I'm not too familiar either but in the little reading I've done I didn't see anything about padding (which I guess makes sense as it's meant to be compressed).
Anyway, luck is a double-edged sword - just now I found some tools - with source - which can deal with .xpr files. Unfortunately they're written in Visual Basic 6.
Anyone here vaguely proficient in Visual Basic 6 that can help out? There are less than 100 lines that seem to deal with the extraction and I think I can sort of see what's going on.

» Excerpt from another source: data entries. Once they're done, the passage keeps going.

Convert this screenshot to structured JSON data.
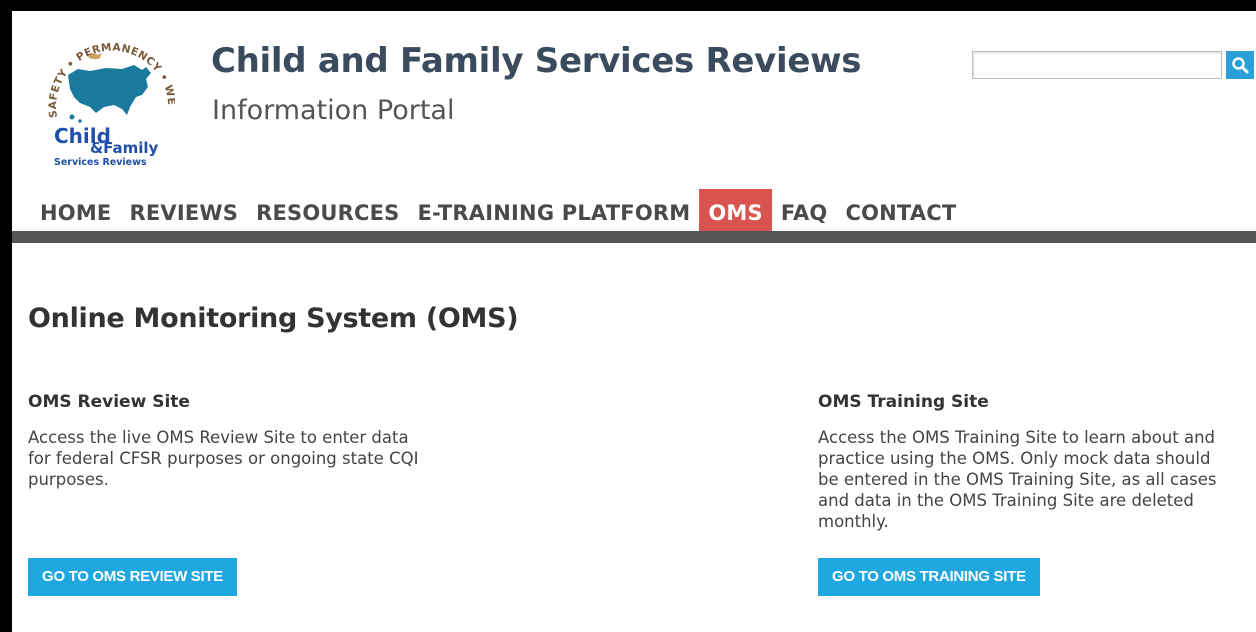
{
  "header": {
    "logo_text": {
      "ring": "SAFETY • PERMANENCY • WELL-BEING",
      "line1": "Child",
      "line2": "&Family",
      "line3": "Services Reviews"
    },
    "title": "Child and Family Services Reviews",
    "subtitle": "Information Portal",
    "search": {
      "value": "",
      "placeholder": "",
      "icon": "search-icon"
    }
  },
  "nav": {
    "items": [
      {
        "label": "HOME"
      },
      {
        "label": "REVIEWS"
      },
      {
        "label": "RESOURCES"
      },
      {
        "label": "E-TRAINING PLATFORM"
      },
      {
        "label": "OMS",
        "active": true
      },
      {
        "label": "FAQ"
      },
      {
        "label": "CONTACT"
      }
    ]
  },
  "main": {
    "heading": "Online Monitoring System (OMS)",
    "sections": [
      {
        "title": "OMS Review Site",
        "body": "Access the live OMS Review Site to enter data for federal CFSR purposes or ongoing state CQI purposes.",
        "button": "GO TO OMS REVIEW SITE"
      },
      {
        "title": "OMS Training Site",
        "body": "Access the OMS Training Site to learn about and practice using the OMS. Only mock data should be entered in the OMS Training Site, as all cases and data in the OMS Training Site are deleted monthly.",
        "button": "GO TO OMS TRAINING SITE"
      }
    ]
  },
  "colors": {
    "title": "#3b4b5e",
    "nav_active": "#d9534f",
    "nav_bar": "#555555",
    "button": "#1fa7e0",
    "logo_map": "#1a7a9e",
    "logo_ring": "#7a5a3a",
    "logo_text": "#1f4fa8"
  }
}
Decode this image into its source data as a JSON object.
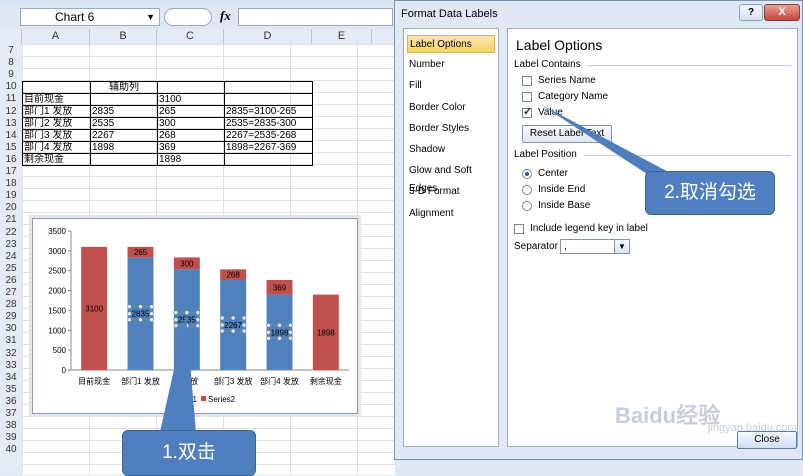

Standard JavaScript does everything jQuery can do, or at least anything that you would need it to do. jQuery animations have been deprecated by CSS animations, and if you need to apply something to multiple elements you just use a for…of loop. Possibly jQuery is still good for supporting old browsers, but generally you only want to support IE11 as a minimum these days, and I haven't had too much trouble doing that in standard JavaScript with babel or TypeScript compiling to es5 with downlevelIteration enabled
Do something with instanced rendering
I believe XPR texture definitions store the width/height as squared values that need to be shifted, so '8' is '1 << 8' == '256'. Looks like I have some code written for this purpose already, maybe it can help you out? Good luck!
Oh awesome thanks!
I'll be taking a closer look at this.
Are you working on an extractor yourself?
https://i.imgur.com/Osu3aNH.gifv
Pathfinding. I based it on this and heavily modified it. I kind of want a custom solution and full control over everything in my game so only taking solutions where I have the entire source code.
Fuck character encoding.
Back in July of last year I was, but I have no clue how to unswizzle and/or decompress the texture data. The code I wrote can extract all .XPR resources perfectly fine, but sadly that's all it can do -- you can't view the textures, listen to the audio, or load any of the 3d models into something like Blender. If I could figure out how to process the data, I'd probably finish it up.